Support Questions

Find answers, ask questions, and share your expertise

unable to create unique partitions in hive

avatar

I am using cloudera virtual box. while creating partitions, it is creating all the partitions whether they are unique or not

 

create table product_order1(id int,user_id int,amount int,product string, city string, txn_date string) ROW FORMAT DELIMITED FIELDS TERMINATED BY '\t';
LOAD DATA LOCAL INPATH 'txn' INTO TABLE product_order1;
Loading data to table oct19.product_order1
Table oct19.product_order1 stats: [numFiles=1, totalSize=303]

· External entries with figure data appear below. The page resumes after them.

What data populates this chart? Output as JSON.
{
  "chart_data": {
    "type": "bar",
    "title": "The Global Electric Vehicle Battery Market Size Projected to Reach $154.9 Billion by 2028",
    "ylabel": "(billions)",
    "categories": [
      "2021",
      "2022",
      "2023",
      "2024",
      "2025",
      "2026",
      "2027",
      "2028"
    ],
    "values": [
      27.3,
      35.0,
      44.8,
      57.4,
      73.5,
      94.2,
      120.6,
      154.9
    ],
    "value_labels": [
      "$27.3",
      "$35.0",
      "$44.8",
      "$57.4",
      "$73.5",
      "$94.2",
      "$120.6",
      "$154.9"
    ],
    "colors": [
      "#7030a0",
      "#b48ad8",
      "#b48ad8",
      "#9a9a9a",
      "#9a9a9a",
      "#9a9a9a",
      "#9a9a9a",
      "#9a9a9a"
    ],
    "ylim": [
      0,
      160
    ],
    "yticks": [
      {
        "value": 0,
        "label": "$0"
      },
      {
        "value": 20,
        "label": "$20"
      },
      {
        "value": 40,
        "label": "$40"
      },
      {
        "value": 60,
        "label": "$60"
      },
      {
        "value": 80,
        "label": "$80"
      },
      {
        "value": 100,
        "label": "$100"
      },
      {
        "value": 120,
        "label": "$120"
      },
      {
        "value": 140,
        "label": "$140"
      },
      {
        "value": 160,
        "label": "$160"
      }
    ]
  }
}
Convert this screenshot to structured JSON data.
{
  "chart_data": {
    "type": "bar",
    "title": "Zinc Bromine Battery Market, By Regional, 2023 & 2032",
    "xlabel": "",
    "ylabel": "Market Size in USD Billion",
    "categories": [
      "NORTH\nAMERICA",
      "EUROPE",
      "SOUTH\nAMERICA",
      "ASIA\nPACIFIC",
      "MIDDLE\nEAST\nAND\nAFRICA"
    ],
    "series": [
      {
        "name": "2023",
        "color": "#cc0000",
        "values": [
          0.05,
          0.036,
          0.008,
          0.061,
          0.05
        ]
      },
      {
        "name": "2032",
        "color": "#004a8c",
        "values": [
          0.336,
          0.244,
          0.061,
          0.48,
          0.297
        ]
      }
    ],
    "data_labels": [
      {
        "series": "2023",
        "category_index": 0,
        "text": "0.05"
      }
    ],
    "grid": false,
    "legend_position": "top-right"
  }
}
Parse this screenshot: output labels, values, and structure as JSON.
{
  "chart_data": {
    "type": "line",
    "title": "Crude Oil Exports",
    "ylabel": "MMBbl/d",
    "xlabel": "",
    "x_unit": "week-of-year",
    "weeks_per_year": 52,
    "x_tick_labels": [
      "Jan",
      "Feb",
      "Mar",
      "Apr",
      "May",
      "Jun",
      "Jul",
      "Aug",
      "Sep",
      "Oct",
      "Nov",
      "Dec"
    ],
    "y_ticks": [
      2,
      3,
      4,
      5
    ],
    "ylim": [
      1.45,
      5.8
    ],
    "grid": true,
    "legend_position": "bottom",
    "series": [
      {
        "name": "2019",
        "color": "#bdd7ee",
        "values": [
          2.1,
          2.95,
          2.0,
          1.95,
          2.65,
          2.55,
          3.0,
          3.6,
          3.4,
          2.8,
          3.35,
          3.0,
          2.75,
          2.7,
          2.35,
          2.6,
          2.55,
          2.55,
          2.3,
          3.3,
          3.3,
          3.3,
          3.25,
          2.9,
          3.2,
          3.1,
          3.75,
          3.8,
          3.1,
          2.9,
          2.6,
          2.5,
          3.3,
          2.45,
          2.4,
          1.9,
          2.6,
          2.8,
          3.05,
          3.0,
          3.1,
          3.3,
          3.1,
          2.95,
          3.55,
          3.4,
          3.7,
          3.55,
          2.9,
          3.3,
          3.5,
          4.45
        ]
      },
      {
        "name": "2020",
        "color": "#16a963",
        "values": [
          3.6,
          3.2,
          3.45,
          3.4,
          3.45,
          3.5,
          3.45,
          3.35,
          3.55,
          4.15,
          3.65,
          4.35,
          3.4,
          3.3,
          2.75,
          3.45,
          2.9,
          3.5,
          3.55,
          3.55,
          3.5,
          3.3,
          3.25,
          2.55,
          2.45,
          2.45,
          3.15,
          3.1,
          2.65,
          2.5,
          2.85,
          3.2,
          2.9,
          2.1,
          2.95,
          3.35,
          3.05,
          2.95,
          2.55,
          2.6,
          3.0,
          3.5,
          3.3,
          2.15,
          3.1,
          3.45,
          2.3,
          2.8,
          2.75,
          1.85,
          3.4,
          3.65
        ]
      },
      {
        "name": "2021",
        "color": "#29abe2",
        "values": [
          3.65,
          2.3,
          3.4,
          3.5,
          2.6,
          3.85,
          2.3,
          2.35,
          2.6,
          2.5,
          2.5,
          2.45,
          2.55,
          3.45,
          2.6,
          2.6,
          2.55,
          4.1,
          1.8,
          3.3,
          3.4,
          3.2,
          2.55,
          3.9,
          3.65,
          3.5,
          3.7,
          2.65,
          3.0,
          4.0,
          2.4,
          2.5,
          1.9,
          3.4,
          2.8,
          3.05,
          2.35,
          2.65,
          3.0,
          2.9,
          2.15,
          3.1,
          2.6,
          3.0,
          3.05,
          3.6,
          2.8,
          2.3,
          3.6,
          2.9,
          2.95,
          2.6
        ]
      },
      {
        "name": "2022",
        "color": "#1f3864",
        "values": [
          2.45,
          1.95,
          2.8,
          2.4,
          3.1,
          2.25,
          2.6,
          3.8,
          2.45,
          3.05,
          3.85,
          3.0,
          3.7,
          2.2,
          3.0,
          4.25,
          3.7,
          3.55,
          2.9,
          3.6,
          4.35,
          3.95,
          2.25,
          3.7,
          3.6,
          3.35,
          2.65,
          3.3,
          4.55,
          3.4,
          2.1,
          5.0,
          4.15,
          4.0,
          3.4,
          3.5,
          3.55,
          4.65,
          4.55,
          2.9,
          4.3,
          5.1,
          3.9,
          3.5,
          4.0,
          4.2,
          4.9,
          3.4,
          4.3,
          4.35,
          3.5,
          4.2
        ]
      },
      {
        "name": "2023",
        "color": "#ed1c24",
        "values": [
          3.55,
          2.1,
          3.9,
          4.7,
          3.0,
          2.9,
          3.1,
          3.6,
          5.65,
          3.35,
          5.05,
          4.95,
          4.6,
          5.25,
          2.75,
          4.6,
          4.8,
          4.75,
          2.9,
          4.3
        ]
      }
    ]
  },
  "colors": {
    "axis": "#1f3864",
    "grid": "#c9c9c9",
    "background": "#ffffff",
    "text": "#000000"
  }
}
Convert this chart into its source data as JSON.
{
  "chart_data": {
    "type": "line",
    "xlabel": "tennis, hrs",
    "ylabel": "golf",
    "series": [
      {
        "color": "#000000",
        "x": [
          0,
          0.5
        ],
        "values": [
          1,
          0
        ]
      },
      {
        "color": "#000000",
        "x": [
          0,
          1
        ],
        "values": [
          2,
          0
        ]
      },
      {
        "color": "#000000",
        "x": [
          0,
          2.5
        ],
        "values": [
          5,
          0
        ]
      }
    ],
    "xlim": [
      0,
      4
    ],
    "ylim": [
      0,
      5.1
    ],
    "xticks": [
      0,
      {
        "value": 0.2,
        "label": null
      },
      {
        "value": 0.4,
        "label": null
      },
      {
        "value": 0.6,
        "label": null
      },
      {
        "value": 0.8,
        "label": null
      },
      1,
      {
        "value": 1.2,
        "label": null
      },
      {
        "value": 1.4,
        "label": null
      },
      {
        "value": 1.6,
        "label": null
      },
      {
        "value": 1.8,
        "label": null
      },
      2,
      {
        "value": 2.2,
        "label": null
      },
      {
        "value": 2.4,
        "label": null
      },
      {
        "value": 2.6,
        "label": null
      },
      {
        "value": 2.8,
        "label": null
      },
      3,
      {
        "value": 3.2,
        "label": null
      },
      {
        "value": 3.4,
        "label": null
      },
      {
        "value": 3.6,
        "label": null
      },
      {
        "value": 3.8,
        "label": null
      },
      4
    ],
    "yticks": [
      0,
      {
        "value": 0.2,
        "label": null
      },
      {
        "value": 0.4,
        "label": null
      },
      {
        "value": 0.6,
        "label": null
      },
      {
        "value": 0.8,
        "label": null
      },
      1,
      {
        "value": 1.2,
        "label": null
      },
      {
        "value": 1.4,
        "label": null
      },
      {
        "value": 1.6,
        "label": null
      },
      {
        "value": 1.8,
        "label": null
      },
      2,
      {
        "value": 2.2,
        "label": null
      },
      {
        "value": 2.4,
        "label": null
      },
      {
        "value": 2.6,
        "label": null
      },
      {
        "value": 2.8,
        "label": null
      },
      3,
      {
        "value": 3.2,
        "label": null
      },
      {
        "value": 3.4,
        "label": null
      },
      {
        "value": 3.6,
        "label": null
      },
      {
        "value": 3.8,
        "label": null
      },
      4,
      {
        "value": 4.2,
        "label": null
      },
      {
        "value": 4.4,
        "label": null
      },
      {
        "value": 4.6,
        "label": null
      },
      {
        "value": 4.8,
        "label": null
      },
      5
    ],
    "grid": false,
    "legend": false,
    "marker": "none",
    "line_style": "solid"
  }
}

OK Time taken: 0.426 seconds

hive> 
> set hive.exec.dynamic.partition = true;
hive> 
> set hive.exec.dynamic.partition.mode = true;

hive> 
> create table dyn_part(id int,user_id int,amount int,product string,city string) PARTITIONED BY(txn_date string) ROW FORMAT DELIMITED FIELDS TERMINATED BY '\t';

OK Time taken: 0.14 seconds

hive >

INSERT OVERWRITE TABLE dyn_part PARTITION(txn_date) select id,user_id,amount,product,city,txn_date from product_order1;

Result which i have received :-

Loading data to table oct19.dyn_part partition (txn_date=null)
 Time taken for load dynamic partitions : 944
Loading partition {txn_date=04-02-2015}
Loading partition {txn_date= 03-04-2015}
Loading partition {txn_date=01-02-2015}
Loading partition {txn_date=03-04-2015}
Loading partition {txn_date= 01-01-2015}
Loading partition {txn_date=01-01-2015}
Loading partition {txn_date= 01-02-2015}
 Time taken for adding to write entity : 5

Partition oct19.dyn_part{txn_date= 01-01-2015} stats: [numFiles=1, numRows=1, totalSize=25, rawDataSize=24] Partition oct19.dyn_part{txn_date= 01-02-2015} stats: [numFiles=1, numRows=1, totalSize=25, rawDataSize=24] Partition oct19.dyn_part{txn_date= 03-04-2015} stats: [numFiles=1, numRows=2, totalSize=50, rawDataSize=48] Partition oct19.dyn_part{txn_date=01-01-2015} stats: [numFiles=1, numRows=1, totalSize=26, rawDataSize=25] Partition oct19.dyn_part{txn_date=01-02-2015} stats: [numFiles=1, numRows=1, totalSize=26, rawDataSize=25] Partition oct19.dyn_part{txn_date=03-04-2015} stats: [numFiles=1, numRows=1, totalSize=26, rawDataSize=25] Partition oct19.dyn_part{txn_date=04-02-2015} stats: [numFiles=1, numRows=1, totalSize=25, rawDataSize=24] MapReduce Jobs Launched: Stage-Stage-1: Map: 1 Cumulative CPU: 4.03 sec HDFS Read: 4166 HDFS Write: 614 SUCCESS Total MapReduce CPU Time Spent: 4 seconds 30 msec

 

 

1 ACCEPTED SOLUTION

avatar
Super Guru
@priyanka1_munja,

Are you complaining that same partition appears multiple times? Did you notice the extra space before some of the partition keys? For example, "03-04-2015" vs " 03-04-2015"? I think that's the reason for the duplicates.

Cheers
Eric

View solution in original post

2 REPLIES 2

avatar
Super Guru
@priyanka1_munja,

Are you complaining that same partition appears multiple times? Did you notice the extra space before some of the partition keys? For example, "03-04-2015" vs " 03-04-2015"? I think that's the reason for the duplicates.

Cheers
Eric

avatar

Yes i didn't notice that it has space. So i used trim for it.